It is almost like you ignored almost everything I just said.
I do not mostly care about your bank
But you mostly talk about the bank? Once the clan inside themselves ksed one another. We do not have a active chieftain or generals. Besides seiya but he kills his own clan in arena so meh. Our good people in clan have reached their leveling potential and only log on to say a few His and Byes and Ragnor.
I would not dare join Dilvar's clan because I think the way he described it it looks like a evil clan. :s
"Love all, trust a few, do wrong to none."
-William Shakespeare
Yeah like you do.
More like
"When a clannie is showing signs of annoyance and is being heated on by people from forums, join in!"
Trolling may be fun. But a news flash, there is a difference between fun/annoying trolling. If trolling was a person I would kill him. If I met some of you people in real life I would kill you. I would go to jail and laugh in there because I would of finally gotten my long-waited revenge.
Ha ha...that is my dark self but anyways. Who wants a hug?

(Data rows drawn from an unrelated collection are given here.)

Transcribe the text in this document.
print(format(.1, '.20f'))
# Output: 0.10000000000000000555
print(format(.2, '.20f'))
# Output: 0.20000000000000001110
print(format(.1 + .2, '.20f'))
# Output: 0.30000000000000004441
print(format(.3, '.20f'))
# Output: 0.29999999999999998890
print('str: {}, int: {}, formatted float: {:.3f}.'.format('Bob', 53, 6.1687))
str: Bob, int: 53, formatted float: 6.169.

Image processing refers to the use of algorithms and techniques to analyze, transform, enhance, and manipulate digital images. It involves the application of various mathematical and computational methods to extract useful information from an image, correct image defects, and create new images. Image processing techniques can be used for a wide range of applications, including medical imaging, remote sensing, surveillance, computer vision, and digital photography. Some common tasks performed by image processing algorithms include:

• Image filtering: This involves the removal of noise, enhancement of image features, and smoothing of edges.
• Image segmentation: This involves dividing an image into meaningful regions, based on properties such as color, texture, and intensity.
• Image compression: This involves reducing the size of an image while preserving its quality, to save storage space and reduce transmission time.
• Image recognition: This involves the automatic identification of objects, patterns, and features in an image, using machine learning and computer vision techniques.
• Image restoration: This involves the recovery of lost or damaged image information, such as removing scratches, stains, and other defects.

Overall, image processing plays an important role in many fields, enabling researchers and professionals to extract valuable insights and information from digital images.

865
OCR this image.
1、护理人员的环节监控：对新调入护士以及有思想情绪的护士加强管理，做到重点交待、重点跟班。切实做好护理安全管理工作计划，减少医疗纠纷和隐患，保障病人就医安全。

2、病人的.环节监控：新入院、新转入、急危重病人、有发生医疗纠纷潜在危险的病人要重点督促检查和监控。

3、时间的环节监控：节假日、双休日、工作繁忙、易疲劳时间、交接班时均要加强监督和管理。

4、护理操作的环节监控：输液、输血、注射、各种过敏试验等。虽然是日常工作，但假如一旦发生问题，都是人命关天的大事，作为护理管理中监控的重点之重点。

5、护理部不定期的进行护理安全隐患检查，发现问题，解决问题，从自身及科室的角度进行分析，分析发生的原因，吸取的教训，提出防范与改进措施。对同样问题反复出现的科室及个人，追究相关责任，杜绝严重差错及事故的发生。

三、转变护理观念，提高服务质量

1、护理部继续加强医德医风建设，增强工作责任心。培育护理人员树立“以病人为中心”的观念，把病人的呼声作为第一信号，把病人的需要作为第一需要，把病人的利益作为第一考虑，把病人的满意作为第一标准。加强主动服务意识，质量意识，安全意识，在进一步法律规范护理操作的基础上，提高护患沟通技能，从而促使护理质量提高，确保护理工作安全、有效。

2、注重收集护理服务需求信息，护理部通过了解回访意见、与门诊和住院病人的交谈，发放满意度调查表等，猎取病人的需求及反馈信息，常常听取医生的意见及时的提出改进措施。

I want to quit so badly but this stupid addiction does not let me. I feel like I am already like a poisoned bird with no hope for the future, slowly starving to death. If I was not addicted I would of quit a long, long time ago. I have had counseling for this but to no avail. I am going to die in two years because of a skin condition that is slowly deteriorating my skin. Instead of doing something more productive at the ends of my life I am stuck with this terrible addiction.